But this is more than a case of selfish Nimbyism, and Mr Moore believes improving the crossing at Dartford would be a more logical solution to easing congestion.
“They’re only talking about 14% of the traffic coming here,” he said. “That’s £5 billion they’re spending on only 14% of the traffic.”
Fortunately for him, his MP agrees.
“There’s a problem at Dartford so fix the problem at Dartford,” he says. “If they build a road here, I’m still going to be campaigning for a crossing a Dartford.
“Even if I thought C was a good idea, I would support my constituents, but you’ve got to address Dartford.”
In short it’s pretty clear Mr Holloway believes government planners should shift their focus somewhere to the west of Option C, to a place called... what was it again?
“By all means have a crossing,” he concludes, “but don’t create new problems for people without addressing the crossing at Dartford.”
Ah yes, Dartford.

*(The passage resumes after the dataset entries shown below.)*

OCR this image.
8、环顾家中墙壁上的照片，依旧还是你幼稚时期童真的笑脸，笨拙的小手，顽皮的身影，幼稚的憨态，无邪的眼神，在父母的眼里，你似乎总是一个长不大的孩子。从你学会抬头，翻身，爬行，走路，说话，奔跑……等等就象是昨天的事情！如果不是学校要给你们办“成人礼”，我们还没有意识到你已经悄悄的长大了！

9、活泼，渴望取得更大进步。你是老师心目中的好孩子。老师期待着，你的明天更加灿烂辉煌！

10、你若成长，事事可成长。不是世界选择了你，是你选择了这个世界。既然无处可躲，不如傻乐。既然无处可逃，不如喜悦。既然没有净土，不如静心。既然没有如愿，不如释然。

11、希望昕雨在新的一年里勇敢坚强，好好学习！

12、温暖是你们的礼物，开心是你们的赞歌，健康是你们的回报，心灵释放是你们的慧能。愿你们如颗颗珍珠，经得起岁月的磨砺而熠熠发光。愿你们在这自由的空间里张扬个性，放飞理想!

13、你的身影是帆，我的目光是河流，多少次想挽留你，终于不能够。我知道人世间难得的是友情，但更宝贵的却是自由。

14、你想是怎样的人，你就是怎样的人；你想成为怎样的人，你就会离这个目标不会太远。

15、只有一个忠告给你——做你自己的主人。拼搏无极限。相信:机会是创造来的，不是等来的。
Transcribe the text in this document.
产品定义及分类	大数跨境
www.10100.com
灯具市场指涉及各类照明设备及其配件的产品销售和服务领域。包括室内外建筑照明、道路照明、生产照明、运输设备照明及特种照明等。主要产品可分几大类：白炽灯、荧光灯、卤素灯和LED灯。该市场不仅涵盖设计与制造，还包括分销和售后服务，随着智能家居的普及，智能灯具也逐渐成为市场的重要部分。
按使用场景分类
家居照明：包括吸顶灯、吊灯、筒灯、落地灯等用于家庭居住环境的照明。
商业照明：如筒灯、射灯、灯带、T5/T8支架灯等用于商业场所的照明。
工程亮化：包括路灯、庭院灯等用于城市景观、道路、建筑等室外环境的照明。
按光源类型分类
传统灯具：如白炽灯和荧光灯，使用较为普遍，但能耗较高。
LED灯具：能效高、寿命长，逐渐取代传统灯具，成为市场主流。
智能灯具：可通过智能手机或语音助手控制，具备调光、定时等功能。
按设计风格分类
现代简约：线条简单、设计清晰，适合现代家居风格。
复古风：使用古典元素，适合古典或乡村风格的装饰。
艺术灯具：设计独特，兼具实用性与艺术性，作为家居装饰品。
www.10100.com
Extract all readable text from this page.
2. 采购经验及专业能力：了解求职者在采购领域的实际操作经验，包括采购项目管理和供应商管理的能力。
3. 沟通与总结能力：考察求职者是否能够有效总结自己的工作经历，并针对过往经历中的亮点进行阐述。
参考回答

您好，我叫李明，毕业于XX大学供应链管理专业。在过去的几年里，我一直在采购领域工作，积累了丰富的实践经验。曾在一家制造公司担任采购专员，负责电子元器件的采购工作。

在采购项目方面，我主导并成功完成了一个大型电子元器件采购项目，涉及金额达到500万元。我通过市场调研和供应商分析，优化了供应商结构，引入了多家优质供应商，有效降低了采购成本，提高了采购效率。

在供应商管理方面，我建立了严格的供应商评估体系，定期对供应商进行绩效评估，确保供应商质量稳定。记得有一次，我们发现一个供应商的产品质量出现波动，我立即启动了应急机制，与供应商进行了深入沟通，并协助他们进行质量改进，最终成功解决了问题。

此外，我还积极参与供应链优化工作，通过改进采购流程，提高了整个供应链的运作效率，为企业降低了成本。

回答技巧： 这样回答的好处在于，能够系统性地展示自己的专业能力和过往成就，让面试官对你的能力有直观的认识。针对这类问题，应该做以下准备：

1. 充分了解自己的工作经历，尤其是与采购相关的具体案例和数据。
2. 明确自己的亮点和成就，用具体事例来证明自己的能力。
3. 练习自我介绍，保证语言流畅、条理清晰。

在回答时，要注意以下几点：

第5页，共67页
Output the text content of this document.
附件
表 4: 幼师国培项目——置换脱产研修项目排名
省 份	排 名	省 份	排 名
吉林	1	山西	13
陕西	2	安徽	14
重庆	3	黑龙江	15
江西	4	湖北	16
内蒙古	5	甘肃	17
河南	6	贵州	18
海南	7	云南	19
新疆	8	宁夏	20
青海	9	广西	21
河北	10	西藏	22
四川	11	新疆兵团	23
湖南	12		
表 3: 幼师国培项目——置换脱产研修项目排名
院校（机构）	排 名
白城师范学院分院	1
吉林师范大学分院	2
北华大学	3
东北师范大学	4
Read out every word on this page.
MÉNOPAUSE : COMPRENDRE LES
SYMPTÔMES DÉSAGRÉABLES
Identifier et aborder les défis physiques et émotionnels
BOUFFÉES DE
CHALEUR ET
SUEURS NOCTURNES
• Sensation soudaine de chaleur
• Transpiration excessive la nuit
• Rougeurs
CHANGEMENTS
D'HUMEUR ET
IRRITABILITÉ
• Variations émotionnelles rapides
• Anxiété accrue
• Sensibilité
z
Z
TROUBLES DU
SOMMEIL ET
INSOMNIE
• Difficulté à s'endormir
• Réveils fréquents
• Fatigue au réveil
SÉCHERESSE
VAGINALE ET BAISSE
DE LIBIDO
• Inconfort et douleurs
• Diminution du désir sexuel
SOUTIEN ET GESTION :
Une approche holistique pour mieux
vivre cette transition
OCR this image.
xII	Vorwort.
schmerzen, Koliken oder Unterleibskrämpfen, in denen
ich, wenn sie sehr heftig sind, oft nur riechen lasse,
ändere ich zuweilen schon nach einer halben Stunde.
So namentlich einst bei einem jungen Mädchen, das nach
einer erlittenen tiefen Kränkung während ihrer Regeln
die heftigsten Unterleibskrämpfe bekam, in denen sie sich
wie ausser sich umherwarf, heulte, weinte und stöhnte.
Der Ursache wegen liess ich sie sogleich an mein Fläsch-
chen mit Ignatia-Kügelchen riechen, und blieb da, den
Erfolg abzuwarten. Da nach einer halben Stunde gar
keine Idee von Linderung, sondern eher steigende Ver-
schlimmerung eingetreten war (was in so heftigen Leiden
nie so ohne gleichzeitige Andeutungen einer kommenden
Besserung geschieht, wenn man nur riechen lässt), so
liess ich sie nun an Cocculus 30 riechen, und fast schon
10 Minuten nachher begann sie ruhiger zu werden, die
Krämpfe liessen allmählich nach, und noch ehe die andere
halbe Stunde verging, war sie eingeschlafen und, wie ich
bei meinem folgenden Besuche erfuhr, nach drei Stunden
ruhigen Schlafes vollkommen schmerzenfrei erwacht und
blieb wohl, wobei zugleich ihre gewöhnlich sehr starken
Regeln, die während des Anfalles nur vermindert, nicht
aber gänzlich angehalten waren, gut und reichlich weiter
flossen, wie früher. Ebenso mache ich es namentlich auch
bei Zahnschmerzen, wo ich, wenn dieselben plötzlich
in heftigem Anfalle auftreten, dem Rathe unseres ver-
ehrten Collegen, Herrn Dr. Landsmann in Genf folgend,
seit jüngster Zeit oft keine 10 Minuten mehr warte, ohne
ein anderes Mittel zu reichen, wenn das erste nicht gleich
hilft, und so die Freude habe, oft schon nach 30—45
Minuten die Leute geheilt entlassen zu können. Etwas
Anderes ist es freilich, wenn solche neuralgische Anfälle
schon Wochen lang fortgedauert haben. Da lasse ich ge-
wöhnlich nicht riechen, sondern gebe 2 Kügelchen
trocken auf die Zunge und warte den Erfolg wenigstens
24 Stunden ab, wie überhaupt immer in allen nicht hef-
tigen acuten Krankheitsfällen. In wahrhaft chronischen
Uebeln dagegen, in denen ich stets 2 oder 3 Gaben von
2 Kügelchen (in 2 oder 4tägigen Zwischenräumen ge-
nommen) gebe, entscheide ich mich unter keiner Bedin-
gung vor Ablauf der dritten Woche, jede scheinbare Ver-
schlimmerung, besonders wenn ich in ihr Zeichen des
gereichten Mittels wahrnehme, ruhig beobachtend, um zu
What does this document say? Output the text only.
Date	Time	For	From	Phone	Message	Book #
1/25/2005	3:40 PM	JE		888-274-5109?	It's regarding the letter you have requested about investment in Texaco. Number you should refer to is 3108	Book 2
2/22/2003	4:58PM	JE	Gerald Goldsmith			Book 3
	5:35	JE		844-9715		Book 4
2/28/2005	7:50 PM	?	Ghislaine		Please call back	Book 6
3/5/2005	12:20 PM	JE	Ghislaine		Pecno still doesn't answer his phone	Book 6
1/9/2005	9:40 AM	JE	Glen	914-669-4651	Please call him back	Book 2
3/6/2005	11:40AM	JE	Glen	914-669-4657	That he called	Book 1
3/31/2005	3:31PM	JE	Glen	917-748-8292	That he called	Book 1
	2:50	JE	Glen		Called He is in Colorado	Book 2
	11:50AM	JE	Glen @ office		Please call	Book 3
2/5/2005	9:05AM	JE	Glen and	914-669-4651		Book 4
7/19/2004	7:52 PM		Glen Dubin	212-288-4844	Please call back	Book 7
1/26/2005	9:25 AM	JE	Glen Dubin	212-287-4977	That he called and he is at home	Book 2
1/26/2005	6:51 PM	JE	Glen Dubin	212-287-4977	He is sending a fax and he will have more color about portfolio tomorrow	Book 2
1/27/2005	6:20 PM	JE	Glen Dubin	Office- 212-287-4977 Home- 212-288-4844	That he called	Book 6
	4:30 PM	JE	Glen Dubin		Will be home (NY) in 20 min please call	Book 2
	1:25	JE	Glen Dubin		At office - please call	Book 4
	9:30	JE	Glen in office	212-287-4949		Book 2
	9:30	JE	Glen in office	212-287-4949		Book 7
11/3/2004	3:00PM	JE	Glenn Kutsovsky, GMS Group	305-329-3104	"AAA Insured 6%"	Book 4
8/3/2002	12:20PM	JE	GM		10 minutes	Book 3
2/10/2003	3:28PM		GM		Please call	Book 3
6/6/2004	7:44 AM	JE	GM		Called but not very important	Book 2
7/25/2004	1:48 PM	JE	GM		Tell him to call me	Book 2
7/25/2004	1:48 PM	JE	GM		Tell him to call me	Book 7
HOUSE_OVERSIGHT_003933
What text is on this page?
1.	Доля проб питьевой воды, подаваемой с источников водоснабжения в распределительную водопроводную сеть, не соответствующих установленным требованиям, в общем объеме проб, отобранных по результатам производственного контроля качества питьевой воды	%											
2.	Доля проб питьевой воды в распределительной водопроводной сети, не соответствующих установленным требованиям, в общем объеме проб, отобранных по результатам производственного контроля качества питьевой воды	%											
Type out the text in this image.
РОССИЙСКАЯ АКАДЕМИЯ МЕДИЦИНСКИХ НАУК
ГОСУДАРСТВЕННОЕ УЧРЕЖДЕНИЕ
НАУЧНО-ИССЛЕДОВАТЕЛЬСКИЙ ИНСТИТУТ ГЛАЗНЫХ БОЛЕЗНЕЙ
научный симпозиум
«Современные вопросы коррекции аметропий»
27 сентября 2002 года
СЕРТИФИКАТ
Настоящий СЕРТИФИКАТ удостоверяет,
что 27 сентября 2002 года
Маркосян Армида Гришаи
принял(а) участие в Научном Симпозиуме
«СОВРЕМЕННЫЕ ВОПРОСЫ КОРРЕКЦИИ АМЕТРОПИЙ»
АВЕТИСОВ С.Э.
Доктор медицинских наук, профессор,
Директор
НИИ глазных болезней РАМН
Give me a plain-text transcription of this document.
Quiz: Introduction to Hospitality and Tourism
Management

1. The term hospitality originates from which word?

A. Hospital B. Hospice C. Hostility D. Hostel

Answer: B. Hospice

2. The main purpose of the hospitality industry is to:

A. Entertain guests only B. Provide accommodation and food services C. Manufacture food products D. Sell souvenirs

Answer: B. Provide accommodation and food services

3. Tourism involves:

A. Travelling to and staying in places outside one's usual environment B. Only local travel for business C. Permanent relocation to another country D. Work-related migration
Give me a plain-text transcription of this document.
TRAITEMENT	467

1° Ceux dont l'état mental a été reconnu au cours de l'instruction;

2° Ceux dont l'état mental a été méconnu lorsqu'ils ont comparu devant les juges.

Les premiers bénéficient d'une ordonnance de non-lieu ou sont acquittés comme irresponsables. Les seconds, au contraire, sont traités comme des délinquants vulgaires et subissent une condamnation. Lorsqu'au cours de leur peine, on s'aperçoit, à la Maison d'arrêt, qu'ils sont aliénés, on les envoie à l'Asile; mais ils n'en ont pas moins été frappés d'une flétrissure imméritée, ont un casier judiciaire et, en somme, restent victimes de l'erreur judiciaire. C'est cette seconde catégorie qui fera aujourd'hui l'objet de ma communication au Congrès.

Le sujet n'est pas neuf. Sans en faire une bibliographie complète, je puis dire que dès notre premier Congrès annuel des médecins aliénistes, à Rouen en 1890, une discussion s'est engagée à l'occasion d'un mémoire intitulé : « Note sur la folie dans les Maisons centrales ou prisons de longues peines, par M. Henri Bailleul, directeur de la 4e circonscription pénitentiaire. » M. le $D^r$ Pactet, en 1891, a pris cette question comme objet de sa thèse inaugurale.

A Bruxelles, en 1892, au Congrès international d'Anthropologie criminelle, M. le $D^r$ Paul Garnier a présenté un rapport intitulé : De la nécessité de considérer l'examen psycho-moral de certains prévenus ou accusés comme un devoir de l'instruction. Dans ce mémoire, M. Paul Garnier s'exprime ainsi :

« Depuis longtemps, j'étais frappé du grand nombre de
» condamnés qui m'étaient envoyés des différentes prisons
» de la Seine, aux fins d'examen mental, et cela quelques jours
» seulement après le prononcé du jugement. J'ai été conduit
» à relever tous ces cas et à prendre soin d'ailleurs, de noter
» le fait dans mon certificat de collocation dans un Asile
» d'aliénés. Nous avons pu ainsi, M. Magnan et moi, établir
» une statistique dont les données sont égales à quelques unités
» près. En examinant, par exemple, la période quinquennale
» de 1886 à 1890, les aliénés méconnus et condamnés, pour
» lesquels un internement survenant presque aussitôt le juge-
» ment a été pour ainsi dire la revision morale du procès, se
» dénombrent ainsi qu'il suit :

Perhaps the plan is to try to say Dartford so much that everyone involved forgets Shorne exists, which would probably suit some of the villagers and the abridge2far anti-crossing campaigners down to the ground.
Only time will tell if these heroes of Shorne are fated to meet the same failure as the heroes of the film they named themselves after, but in Adam Holloway they at least have a suitably battle-hardened leader.
For now it’s off to the Rose and Crown to find a cure for that headache – or maybe some Dutch courage for the fight ahead.